だからセックスも一年ぐらい禁止すればいいんじゃない。平成セックス禁止令というのをね小渕さんが言うわけですよ。ヤリたいんだけど、ヤったら捕まるわけですよ。でもそれでヤルっていうのが楽しいんですよ。なんか規制つけないとだめ。性は平等とか言っちゃったらつまんないもん。あれはジョン・レノンだけでいいんです。あの頃はあれでおもしろかったけど、今はラブ&ピースじゃないもん。ラブ&アブノーマルじゃないと面白くないもん。
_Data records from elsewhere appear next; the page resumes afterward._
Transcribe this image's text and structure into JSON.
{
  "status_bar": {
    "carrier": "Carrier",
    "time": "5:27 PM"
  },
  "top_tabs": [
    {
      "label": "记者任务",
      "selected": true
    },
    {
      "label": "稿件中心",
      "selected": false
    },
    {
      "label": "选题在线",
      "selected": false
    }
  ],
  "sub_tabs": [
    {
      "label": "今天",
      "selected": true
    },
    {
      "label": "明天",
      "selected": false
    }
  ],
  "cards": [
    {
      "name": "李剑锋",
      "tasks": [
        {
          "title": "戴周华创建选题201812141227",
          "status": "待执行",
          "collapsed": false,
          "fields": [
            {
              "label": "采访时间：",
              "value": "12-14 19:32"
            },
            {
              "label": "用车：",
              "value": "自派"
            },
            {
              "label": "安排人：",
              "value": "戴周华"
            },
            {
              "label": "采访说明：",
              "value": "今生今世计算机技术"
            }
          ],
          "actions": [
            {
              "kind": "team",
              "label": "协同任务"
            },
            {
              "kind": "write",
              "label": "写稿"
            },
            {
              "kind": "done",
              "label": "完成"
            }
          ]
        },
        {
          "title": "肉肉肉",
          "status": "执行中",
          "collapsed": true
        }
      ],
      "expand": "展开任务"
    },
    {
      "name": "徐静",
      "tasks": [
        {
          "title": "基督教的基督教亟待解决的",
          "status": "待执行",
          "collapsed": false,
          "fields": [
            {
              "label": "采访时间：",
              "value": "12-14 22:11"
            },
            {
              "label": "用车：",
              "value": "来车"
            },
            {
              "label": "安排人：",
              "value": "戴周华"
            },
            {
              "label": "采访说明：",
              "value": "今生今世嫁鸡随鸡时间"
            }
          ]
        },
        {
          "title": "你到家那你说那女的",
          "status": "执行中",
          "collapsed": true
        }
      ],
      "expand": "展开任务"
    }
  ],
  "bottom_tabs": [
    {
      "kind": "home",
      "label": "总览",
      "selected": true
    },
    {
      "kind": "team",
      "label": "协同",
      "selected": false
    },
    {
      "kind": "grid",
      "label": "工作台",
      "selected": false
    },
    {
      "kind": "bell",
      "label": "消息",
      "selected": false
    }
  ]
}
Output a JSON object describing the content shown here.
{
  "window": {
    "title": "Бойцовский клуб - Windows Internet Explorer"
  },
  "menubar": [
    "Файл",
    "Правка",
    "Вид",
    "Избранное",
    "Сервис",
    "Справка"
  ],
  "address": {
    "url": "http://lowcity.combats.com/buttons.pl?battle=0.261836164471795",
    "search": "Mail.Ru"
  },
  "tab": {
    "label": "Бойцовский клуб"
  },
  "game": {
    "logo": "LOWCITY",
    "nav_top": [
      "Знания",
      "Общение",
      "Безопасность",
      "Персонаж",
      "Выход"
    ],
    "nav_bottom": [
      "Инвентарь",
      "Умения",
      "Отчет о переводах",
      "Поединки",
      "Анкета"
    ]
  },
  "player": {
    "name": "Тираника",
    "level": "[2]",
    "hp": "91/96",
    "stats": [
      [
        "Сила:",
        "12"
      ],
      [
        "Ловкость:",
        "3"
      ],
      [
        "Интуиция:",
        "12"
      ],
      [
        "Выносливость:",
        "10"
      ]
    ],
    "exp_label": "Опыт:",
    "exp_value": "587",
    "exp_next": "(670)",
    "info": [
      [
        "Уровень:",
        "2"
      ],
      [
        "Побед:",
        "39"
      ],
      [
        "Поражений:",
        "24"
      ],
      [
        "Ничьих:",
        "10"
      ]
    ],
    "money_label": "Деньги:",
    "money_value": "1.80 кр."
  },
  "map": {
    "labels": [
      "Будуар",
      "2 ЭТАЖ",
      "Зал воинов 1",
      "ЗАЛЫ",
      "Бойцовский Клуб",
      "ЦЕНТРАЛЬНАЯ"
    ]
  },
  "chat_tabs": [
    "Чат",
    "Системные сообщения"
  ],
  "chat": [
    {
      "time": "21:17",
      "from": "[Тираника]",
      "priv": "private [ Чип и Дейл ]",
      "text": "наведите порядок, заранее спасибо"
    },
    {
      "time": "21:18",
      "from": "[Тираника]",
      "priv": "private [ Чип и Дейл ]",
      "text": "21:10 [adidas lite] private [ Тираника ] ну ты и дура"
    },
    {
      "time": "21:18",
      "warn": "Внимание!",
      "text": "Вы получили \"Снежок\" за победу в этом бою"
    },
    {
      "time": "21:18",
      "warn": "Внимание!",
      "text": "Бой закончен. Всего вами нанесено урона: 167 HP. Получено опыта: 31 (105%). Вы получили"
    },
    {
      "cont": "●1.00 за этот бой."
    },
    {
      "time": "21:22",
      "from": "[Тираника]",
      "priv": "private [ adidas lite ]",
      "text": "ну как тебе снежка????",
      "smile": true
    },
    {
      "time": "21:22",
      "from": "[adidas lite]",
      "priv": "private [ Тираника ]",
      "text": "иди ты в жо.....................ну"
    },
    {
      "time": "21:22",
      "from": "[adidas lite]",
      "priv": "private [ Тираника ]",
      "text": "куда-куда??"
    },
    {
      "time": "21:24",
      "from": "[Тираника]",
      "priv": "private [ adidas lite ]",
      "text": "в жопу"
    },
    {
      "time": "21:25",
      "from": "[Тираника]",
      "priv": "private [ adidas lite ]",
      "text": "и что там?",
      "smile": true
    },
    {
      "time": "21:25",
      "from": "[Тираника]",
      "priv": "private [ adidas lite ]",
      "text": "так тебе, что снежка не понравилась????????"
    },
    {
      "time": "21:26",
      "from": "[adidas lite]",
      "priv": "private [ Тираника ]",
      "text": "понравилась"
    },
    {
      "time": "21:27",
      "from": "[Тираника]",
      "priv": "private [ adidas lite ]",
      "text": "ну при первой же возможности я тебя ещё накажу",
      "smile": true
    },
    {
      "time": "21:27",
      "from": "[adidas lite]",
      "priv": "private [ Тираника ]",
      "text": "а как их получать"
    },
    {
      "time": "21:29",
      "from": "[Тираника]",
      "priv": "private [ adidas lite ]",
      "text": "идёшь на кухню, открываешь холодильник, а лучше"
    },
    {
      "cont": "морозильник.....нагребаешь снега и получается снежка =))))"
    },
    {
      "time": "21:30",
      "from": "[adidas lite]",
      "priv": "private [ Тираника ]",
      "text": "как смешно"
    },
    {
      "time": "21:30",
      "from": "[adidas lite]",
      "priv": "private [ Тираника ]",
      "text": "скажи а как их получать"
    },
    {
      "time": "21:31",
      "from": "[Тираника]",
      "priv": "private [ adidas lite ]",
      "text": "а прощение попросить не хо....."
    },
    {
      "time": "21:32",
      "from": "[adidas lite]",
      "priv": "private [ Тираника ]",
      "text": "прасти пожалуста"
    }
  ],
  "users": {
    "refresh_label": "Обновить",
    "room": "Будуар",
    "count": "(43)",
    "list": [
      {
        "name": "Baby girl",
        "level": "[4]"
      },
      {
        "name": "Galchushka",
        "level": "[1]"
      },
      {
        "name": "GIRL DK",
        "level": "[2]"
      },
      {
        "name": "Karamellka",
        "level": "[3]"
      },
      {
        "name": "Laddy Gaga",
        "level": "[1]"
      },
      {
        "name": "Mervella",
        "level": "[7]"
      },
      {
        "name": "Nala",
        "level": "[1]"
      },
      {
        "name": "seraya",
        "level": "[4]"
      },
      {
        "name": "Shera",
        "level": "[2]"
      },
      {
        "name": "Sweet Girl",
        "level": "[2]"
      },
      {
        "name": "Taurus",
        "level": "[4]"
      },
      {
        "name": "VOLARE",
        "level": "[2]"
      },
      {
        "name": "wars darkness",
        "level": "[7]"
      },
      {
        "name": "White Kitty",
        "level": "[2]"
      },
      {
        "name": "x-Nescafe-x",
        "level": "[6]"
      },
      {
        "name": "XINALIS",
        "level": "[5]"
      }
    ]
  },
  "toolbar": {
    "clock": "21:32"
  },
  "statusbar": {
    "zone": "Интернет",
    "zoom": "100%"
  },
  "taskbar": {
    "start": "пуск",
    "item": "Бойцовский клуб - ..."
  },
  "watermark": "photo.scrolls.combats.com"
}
俺ね、今「とんまつり」って言って、とんまな祭りばっかり廻ってるんだけど、祭りは差別が多いですよ。「鍋冠祭」というのがあって、交わった男の数だけ鍋を被って練り歩くんですよ、女が。でも今はそれはよくないから、鍋を一個被った子供が歩くように変えられているんだけど、きっと「おまえ、ヤリマン!!ウェーッ」と笑われながら、貞操観念を植え付ける祭りだったに違いないね。こうやって祭りから教育してたんだよ。
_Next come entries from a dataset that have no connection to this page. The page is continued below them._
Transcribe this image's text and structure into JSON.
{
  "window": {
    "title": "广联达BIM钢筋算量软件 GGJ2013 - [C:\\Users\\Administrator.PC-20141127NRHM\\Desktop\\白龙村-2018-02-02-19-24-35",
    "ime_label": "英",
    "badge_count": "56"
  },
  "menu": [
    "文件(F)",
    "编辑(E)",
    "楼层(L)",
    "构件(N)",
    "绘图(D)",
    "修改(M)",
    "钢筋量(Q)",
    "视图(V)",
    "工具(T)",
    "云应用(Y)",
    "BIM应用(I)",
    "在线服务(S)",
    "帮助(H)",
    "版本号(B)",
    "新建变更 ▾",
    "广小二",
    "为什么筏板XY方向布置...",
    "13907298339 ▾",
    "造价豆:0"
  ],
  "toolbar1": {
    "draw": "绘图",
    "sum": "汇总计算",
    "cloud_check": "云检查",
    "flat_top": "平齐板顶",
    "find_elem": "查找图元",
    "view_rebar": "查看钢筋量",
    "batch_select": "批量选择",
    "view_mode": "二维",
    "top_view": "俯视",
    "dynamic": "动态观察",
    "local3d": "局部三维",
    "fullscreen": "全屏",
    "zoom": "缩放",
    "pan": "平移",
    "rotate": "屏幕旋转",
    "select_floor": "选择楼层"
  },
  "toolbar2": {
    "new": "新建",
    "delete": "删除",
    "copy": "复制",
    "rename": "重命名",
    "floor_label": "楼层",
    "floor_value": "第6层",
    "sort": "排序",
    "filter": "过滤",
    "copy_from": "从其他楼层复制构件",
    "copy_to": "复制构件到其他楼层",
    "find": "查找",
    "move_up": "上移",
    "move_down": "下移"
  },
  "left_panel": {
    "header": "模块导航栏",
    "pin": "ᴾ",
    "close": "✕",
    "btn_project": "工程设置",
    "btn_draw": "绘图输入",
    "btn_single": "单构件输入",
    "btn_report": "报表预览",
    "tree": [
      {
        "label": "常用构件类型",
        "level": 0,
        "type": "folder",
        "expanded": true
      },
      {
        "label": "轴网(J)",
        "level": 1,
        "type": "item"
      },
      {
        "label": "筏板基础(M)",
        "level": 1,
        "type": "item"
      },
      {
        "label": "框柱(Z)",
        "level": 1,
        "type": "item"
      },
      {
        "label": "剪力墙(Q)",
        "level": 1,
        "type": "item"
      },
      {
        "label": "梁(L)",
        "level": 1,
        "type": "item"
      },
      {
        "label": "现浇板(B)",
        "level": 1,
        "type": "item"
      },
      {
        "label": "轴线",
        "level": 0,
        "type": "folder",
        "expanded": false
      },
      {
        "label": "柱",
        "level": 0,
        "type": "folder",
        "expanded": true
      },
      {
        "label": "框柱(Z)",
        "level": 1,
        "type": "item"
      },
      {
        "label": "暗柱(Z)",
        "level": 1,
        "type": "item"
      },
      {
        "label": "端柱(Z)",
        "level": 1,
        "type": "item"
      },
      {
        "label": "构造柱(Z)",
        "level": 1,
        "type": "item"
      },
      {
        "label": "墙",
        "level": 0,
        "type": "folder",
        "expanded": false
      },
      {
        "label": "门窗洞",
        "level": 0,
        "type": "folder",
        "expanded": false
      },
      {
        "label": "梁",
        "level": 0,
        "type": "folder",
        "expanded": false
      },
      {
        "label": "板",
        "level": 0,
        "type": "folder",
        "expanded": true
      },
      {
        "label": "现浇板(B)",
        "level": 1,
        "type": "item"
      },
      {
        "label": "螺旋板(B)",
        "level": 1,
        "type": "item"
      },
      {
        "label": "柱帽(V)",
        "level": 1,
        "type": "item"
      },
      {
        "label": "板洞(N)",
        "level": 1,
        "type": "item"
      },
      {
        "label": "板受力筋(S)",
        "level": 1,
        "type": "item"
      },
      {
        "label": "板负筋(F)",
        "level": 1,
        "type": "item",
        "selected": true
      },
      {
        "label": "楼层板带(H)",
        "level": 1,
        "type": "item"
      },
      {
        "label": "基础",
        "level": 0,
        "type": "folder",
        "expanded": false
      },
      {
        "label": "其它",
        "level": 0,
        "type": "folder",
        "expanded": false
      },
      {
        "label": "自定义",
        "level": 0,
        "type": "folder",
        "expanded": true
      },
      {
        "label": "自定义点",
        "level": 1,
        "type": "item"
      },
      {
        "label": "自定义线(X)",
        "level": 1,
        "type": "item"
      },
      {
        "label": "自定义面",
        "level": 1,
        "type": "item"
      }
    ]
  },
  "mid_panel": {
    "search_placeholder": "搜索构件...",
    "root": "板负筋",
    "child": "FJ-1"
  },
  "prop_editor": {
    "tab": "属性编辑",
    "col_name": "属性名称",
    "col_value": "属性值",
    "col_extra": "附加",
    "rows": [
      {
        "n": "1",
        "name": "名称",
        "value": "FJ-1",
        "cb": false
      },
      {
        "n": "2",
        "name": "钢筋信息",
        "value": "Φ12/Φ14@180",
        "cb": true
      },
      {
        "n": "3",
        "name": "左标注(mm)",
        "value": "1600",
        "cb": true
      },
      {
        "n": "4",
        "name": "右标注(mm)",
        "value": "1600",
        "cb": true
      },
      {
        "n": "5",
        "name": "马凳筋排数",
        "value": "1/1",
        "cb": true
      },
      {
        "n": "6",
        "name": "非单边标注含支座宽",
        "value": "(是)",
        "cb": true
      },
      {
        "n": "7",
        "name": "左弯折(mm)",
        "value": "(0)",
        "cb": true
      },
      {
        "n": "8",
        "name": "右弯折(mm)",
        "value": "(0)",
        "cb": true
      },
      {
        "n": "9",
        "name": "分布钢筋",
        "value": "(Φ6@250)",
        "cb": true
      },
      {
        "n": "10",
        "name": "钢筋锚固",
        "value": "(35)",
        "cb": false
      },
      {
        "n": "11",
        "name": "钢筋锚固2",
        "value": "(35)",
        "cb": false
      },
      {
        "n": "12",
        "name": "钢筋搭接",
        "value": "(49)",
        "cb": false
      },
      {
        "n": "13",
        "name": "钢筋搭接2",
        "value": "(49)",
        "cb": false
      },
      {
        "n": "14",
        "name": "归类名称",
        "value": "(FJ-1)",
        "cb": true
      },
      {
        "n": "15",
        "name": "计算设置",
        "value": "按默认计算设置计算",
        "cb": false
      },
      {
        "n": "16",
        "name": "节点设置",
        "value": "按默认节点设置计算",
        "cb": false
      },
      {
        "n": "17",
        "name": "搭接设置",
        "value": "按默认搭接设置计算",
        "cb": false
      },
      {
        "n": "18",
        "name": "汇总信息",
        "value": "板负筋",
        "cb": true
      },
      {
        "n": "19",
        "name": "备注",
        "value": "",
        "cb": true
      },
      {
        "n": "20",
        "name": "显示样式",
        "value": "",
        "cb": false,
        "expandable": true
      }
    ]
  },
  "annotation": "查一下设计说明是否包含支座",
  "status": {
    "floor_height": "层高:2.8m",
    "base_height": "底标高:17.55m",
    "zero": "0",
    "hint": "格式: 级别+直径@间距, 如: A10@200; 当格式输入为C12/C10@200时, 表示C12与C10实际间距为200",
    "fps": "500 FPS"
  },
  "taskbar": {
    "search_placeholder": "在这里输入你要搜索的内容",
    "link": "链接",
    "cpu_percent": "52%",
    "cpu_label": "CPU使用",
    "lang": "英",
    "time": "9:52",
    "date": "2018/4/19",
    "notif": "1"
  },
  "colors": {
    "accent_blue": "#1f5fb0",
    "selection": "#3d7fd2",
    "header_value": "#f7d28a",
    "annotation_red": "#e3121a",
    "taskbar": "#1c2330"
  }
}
いっぱいヤル女の子は恥となってたんだけどね、この間までは。でもなんか別にいいじゃんってなるとね…。最近は性に対して罪意識ってないじゃないですか。性に対しての罪悪感がエロを生むのにねえ。

キャバクラ嬢がミニスカートとか履いてるよね。俺はそんな時、「見えるぞ、パンツが」とついつい説教しちゃうんだよ。ちょろっと見えるのがいいのに、丸だしになっていることに対して説教するんだよね。「エロを大切にしろ、いいもの持ってるんだから隠しとけ」って。

女の子がやるのってサービスしすぎだと思うんだ。想像力がないわけ。男は最高の想像力として、脳内天国を持っているから。例えばピーピーピーっていっても、あぁオマ×コと言ってんだろうなと面白くないんだよ。もっとオマ×コを遠回しに言えって。SMの調教のパターンで「ほら、何が入ってるかいってみろ!!」に対して、「オマ×コ」「チ×コ」と言われても興ざめするだけだよ。なんでそこをわかんないかな。隠すからこそ価値があるんで、普通に言われちゃったら全然面白くない。逆にそんなこと言われたら「そんな恥ずかしいこと言うな」って怒っちゃうな。「何言ってんだ、お前は。どんな親に育てられたんだ」とまた説教だよ。最後まで言うなよ。それがルールなのに、言ったらおしまいだよね。黒いまでいわなくても「こんなに陰唇焼けしちゃって」ぐらいでいいんだよね。形容詞使ってよ、もっと。エロネタ焼け跡派の人間としては言葉でエロに入ってるからね。